The village’s Appearance Commission approved the 20-unit apartment complex with commercial space on its first floor at 8101 Skokie Blvd. on Jan. 7. The Plan Commission approved the development in November, and the Village Board will get a chance to vote on it at a board meeting in February, according to the village’s Communication’s Manager Meredith Gioia.
The development will have underground parking with 20 spaces for the building’s residents, loading bays with an entrance facing the alley for deliveries, and one of the units will be rented at a rate considered affordable for someone earning 100% of the Chicago-Naperville-Joliet Area Median Income, as designated by the U.S. Department of Housing and Urban Development.

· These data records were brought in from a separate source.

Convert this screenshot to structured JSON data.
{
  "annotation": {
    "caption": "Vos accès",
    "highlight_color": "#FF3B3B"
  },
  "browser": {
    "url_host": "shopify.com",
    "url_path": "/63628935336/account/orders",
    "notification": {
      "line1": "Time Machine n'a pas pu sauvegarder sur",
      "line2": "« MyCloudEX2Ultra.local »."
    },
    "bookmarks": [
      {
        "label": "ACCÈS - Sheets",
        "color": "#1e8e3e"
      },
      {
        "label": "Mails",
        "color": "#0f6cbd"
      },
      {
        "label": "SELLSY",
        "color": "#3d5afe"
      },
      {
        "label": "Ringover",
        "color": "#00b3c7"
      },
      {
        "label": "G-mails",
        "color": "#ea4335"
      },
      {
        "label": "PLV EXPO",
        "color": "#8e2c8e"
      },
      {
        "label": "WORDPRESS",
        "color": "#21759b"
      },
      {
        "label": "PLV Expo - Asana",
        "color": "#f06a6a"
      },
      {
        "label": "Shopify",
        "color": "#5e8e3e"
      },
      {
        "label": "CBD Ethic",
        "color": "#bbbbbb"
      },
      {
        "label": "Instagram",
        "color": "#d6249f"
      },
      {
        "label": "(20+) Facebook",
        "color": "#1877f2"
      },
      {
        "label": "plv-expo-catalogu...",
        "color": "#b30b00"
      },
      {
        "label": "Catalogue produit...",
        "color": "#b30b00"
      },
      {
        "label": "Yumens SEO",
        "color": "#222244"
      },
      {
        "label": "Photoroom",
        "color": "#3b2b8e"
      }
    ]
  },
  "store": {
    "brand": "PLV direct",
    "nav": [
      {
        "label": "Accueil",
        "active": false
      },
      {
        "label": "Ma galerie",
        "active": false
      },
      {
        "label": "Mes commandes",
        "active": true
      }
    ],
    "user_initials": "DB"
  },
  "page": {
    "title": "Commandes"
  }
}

At the Plan Commission’s meeting, a village employee said the Northbrook-based development group that applied for the approval did so before the village adopted its affordable housing ordinance. Had the developer applied after the ordinance was in effect, they would have been required to make the single unit affordable to a renter earning 60% of the area’s median income.
The 20 apartments are all three-bedroom, two-bath units, per the developer’s application to the village.
Some of the village documents describe the proposed building as 4750 Keeney Street, which Brian Augustine, zoning administrator and permit supervisor, said would be used as the address for the residential portion. The commercial spaces are likely to use the 8101 Skokie Boulevard address.
Per village documents, the Swift District is named after the historic name of the CTA Yellow Line, the Skokie Swift. “The Swift District is envisioned to transition what were formally single-story, single-use commercial properties into mid-rise, mixed-use buildings that leverage the proximity to the train station, Skokie’s revitalized downtown and the adjacent Illinois Science and Technology Park,” village documents state.
Additional developments in the district include a five-story mixed-use development with 56 apartments at 8047 Skokie Boulevard and a five-story mixed-use development with 66 apartments at 8201 Skokie Boulevard.